Pero al contrario del filme de Rohmer, aquí no hay diálogos –sólo uno, en el tranvía, entre los protagonistas cerca del desenlace–; sólo imágenes fascinantes, las cuales van poco más allá de la pura estética aunque captan la personalidad de la multirracial capital europea, gran coprotagonista de En la ciudad de Sylvia. Las fuentes cinematográficas, según Raffaele Pinto –profesor de Filología Italiana en la Universidad de Barcelona– son Alfred Hitchcock y Federico Fellini. Del mago del suspense ha tomado la progresión finalística del relato; del genio italiano, la potencia expresiva de las imágenes, pues “retoma la característica propensión a la ‘iluminación’ reveladora concentrada en un gesto o en una mirada”. Y establece una relación con las idealizadas mujeres del Cancionero de Petrarca y de la Vida Nueva de Dante.

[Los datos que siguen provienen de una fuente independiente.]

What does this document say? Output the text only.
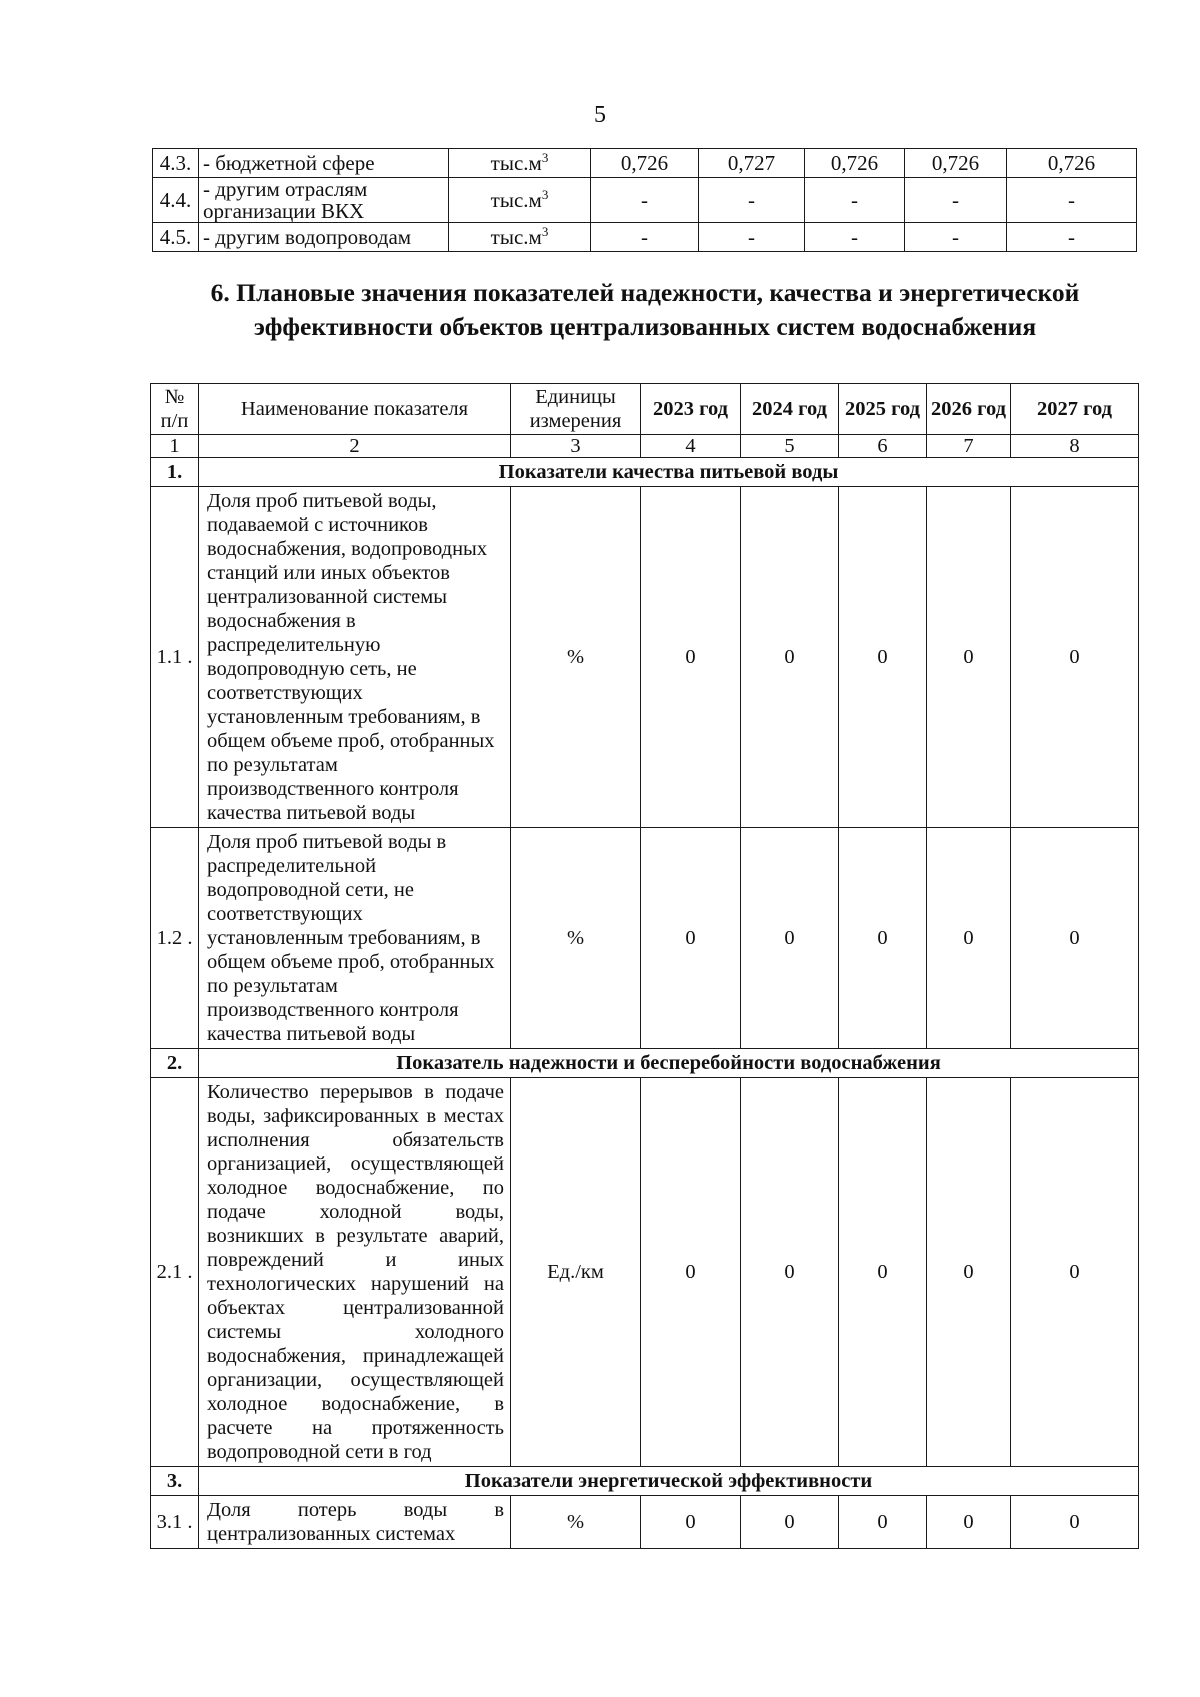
5
4.3.	- бюджетной сфере	$тыс.м^3$	0,726	0,727	0,726	0,726	0,726
4.4.	- другим отраслям организации ВКХ	$тыс.м^3$	-	-	-	-	-
4.5.	- другим водопроводам	$тыс.м^3$	-	-	-	-	-
6. Плановые значения показателей надежности, качества и энергетической эффективности объектов централизованных систем водоснабжения
№ п/п	Наименование показателя	Единицы измерения	2023 год	2024 год	2025 год	2026 год	2027 год
1	2	3	4	5	6	7	8
1.	Показатели качества питьевой воды						
1.1 .	Доля проб питьевой воды, подаваемой с источников водоснабжения, водопроводных станций или иных объектов централизованной системы водоснабжения в распределительную водопроводную сеть, не соответствующих установленным требованиям, в общем объеме проб, отобранных по результатам производственного контроля качества питьевой воды	%	0	0	0	0	0
1.2 .	Доля проб питьевой воды в распределительной водопроводной сети, не соответствующих установленным требованиям, в общем объеме проб, отобранных по результатам производственного контроля качества питьевой воды	%	0	0	0	0	0
2.	Показатель надежности и бесперебойности водоснабжения						
2.1 .	Количество перерывов в подаче воды, зафиксированных в местах исполнения обязательств организацией, осуществляющей холодное водоснабжение, по подаче холодной воды, возникших в результате аварий, повреждений и иных технологических нарушений на объектах централизованной системы холодного водоснабжения, принадлежащей организации, осуществляющей холодное водоснабжение, в расчете на протяженность водопроводной сети в год	Ед./км	0	0	0	0	0
3.	Показатели энергетической эффективности						
3.1 .	Доля потерь воды в централизованных системах	%	0	0	0	0	0
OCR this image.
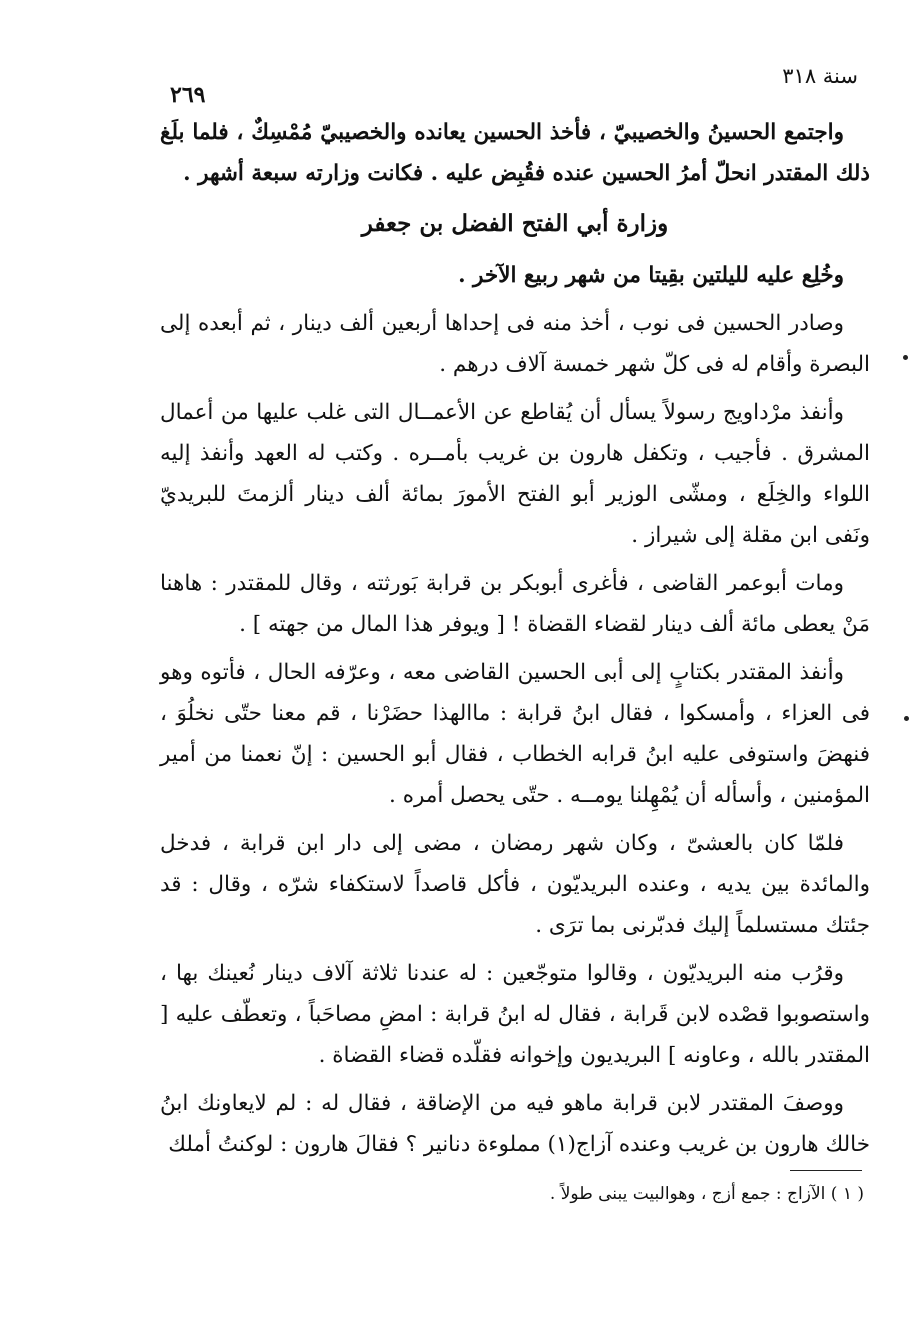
سنة ٣١٨
٢٦٩

واجتمع الحسينُ والخصيبيّ ، فأخذ الحسين يعانده والخصيبيّ مُمْسِكٌ ، فلما بلَغ ذلك المقتدر انحلّ أمرُ الحسين عنده فقُبِض عليه . فكانت وزارته سبعة أشهر .

وزارة أبي الفتح الفضل بن جعفر

وخُلِع عليه لليلتين بقِيتا من شهر ربيع الآخر .

وصادر الحسين فى نوب ، أخذ منه فى إحداها أربعين ألف دينار ، ثم أبعده إلى البصرة وأقام له فى كلّ شهر خمسة آلاف درهم .

وأنفذ مرْداويج رسولاً يسأل أن يُقاطع عن الأعمــال التى غلب عليها من أعمال المشرق . فأجيب ، وتكفل هارون بن غريب بأمــره . وكتب له العهد وأنفذ إليه اللواء والخِلَع ، ومشّى الوزير أبو الفتح الأمورَ بمائة ألف دينار ألزمتَ للبريديّ ونَفى ابن مقلة إلى شيراز .

ومات أبوعمر القاضى ، فأغرى أبوبكر بن قرابة بَورثته ، وقال للمقتدر : هاهنا مَنْ يعطى مائة ألف دينار لقضاء القضاة ! [ ويوفر هذا المال من جهته ] .

وأنفذ المقتدر بكتابٍ إلى أبى الحسين القاضى معه ، وعرّفه الحال ، فأتوه وهو فى العزاء ، وأمسكوا ، فقال ابنُ قرابة : ماالهذا حضَرْنا ، قم معنا حتّى نخلُوَ ، فنهضَ واستوفى عليه ابنُ قرابه الخطاب ، فقال أبو الحسين : إنّ نعمنا من أمير المؤمنين ، وأسأله أن يُمْهِلنا يومــه . حتّى يحصل أمره .

فلمّا كان بالعشىّ ، وكان شهر رمضان ، مضى إلى دار ابن قرابة ، فدخل والمائدة بين يديه ، وعنده البريديّون ، فأكل قاصداً لاستكفاء شرّه ، وقال : قد جئتك مستسلماً إليك فدبّرنى بما ترَى .

وقرُب منه البريديّون ، وقالوا متوجّعين : له عندنا ثلاثة آلاف دينار نُعينك بها ، واستصوبوا قصْده لابن قَرابة ، فقال له ابنُ قرابة : امضِ مصاحَباً ، وتعطّف عليه [ المقتدر بالله ، وعاونه ] البريديون وإخوانه فقلّده قضاء القضاة .

ووصفَ المقتدر لابن قرابة ماهو فيه من الإضاقة ، فقال له : لم لايعاونك ابنُ خالك هارون بن غريب وعنده آزاج(١) مملوءة دنانير ؟ فقالَ هارون : لوكنتُ أملك

( ١ ) الآزاج : جمع أزج ، وهوالبيت يبنى طولاً .
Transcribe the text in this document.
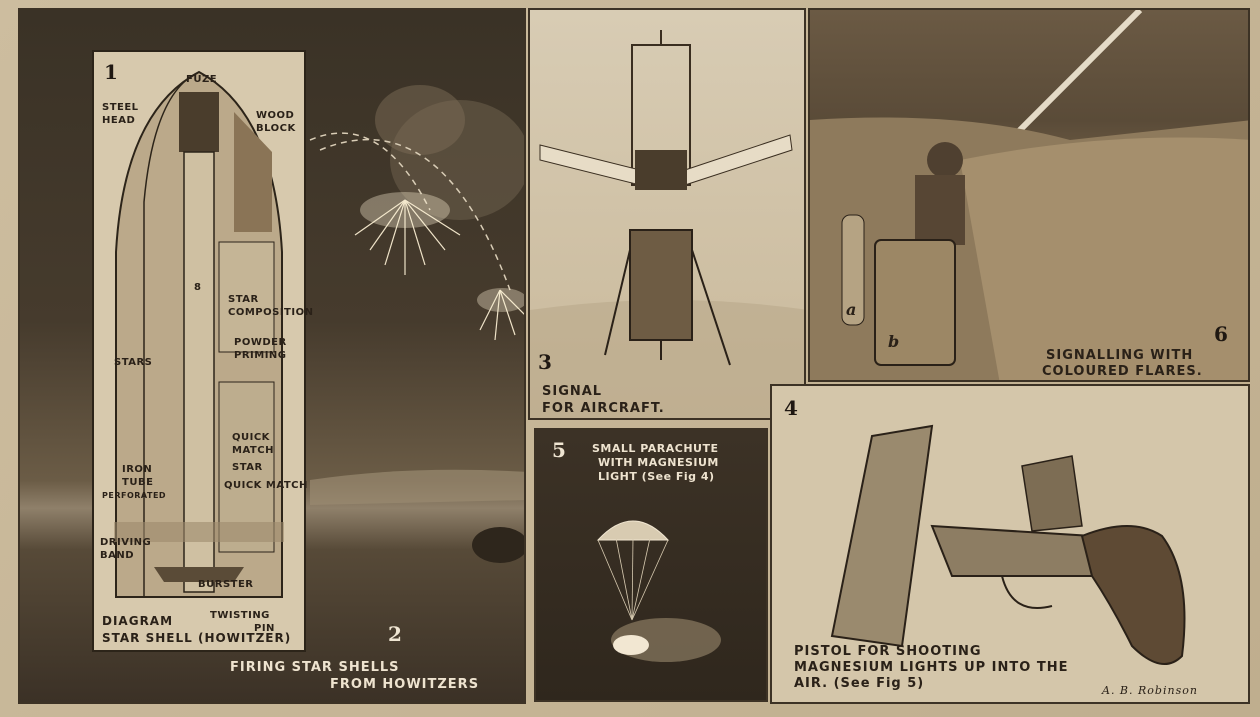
1	FUZE
STEEL
HEAD	WOOD
BLOCK
8
STAR
COMPOSITION
POWDER
PRIMING
STARS
QUICK
MATCH
STAR
QUICK MATCH
IRON
TUBE
PERFORATED
DRIVING
BAND
BURSTER
TWISTING
PIN
DIAGRAM
STAR SHELL (HOWITZER)	2
FIRING STAR SHELLS
FROM HOWITZERS
3
SIGNAL
FOR AIRCRAFT.
a
b	6
SIGNALLING WITH
COLOURED FLARES.
5 SMALL PARACHUTE
WITH MAGNESIUM
LIGHT (See Fig 4)
4
PISTOL FOR SHOOTING
MAGNESIUM LIGHTS UP INTO THE
AIR. (See Fig 5)	A. B. Robinson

Sí, la mirada estilística del autor de En construcción (2001) es una continuada búsqueda del específico fílmico –como ya escribí en otro lugar (cfr. Breve encuentro. Estudios sobre 20 directores de cine contemporáneo, Madrid, Dossat, 2004, pp. 237- 247)–. Sin embargo, en su nuevo filme no escatima cierto exhibicionismo físico, también en aras de la Belleza corporal, y una clara frustración sentimental.
De ahí que, poco antes del estreno, José Luis Guerín declarara en torno al protagonista y su busca denodada del amor: “Quiero creer que ese personaje no soy yo, pero me importa ese vaivén entre mirar con él y mirarle a él, entre la ensoñación y la vida de la ciudad”. Y concluyó: “Creo que ésta es mi película más sencilla, con un argumento muy sencillo y si eso se acepta, entonces es también mi película más abierta y abstracta y donde más función tiene la mirada del espectador”.
Estamos, por tanto, ante dos piezas artísticas de difícil digestión, de sendos estilistas que no trascienden el mero humanismo, pero evidencian con creces que el cine actual no sólo se nutre de efectos especiales.